“I'm not in a position to either understand fully or talk about what happened in Helsinki,” Coats said matter-of-factly.
That's a rather stunning statement. Coats could have just said, “I can't talk about it,” but he also noted that he can't “understand fully.” It remains a mystery to him.
If there is one person who perhaps should be made to fully understand that meeting, Coats might be it. He oversees the government agencies tasked with combating a repeat of what happened in 2016, and he has been out front in raising red flags about the lack of urgency on confronting the ongoing threat.
Coats has made his concerns known both about the lack of preparedness and Trump's conduct in a news conference after the Helsinki summit. “Obviously, I wished he had made a different statement,” Coats said at the Aspen Security Forum two weeks ago. He added: “If he had asked me how that ought to be conducted, I would have suggested a different way.”
At the same event, Coats was confronted with breaking news that Trump wanted another summit with Putin, and Coats dropped his guard and made his exasperation clear.

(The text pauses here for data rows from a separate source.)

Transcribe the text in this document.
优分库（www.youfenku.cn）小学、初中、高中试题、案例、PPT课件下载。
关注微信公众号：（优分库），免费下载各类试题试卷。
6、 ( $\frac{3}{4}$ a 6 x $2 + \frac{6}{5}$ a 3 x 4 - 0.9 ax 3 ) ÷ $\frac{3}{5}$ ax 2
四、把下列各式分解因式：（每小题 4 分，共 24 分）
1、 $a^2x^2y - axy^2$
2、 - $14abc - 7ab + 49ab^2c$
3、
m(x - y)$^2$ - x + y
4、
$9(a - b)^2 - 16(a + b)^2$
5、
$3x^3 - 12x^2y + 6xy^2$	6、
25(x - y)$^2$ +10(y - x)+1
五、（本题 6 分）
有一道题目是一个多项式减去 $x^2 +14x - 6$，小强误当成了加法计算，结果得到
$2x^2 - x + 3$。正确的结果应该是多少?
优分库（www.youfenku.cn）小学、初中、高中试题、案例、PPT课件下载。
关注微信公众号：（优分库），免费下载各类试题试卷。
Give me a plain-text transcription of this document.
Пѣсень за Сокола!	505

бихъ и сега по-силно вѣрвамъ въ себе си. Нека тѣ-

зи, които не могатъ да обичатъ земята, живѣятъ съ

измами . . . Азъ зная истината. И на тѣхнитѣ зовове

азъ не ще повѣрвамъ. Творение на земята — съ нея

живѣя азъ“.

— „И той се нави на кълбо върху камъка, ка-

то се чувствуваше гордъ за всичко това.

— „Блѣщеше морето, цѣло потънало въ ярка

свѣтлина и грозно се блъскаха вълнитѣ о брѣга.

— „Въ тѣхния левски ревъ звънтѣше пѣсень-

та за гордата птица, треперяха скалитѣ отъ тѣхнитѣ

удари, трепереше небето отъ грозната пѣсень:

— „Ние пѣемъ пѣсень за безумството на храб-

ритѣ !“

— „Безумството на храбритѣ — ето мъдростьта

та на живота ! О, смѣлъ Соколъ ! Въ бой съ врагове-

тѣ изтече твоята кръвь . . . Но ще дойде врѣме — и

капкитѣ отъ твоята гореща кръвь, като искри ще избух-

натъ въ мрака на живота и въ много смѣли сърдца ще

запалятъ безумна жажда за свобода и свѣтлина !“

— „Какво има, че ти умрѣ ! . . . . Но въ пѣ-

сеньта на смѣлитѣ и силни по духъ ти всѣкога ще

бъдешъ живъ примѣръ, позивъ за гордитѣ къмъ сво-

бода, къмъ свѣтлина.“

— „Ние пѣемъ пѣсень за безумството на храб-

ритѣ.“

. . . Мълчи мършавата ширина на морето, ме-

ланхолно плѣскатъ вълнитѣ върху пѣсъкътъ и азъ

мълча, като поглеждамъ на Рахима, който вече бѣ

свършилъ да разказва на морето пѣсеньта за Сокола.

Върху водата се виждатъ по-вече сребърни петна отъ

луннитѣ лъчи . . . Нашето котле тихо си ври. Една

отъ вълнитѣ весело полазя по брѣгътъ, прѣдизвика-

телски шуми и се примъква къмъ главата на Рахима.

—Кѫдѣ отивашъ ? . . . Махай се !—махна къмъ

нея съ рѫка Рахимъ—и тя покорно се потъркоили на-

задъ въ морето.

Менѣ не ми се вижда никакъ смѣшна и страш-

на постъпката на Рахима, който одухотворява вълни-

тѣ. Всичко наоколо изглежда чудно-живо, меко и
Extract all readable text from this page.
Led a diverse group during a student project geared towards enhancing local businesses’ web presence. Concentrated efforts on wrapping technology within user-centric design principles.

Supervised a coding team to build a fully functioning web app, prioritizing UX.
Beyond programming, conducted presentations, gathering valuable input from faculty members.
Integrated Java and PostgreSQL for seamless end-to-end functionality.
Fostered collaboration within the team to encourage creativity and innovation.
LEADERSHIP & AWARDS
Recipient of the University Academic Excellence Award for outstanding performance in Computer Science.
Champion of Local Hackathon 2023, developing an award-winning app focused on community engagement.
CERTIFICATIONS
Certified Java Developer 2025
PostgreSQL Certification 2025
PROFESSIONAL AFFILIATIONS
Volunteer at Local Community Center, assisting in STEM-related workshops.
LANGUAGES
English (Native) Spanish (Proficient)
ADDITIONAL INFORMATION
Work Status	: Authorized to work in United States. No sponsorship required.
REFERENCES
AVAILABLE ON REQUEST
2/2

Coats and other officials such as Homeland Security Secretary Kirstjen Nielsen, FBI Director Christopher A. Wray and NSA Director Paul Nakasone appeared at the news conference in a clear effort by the White House to counter an onslaught of media reports questioning whether the ongoing threat was being taken seriously less than 100 days before the 2018 elections. A large part of taking that threat seriously would seem to be informing people such as Coats about exactly what Putin and Trump discussed. The fact that that hasn't happened suggests, while these officials may be taking that threat seriously, the head of the executive branch still isn't.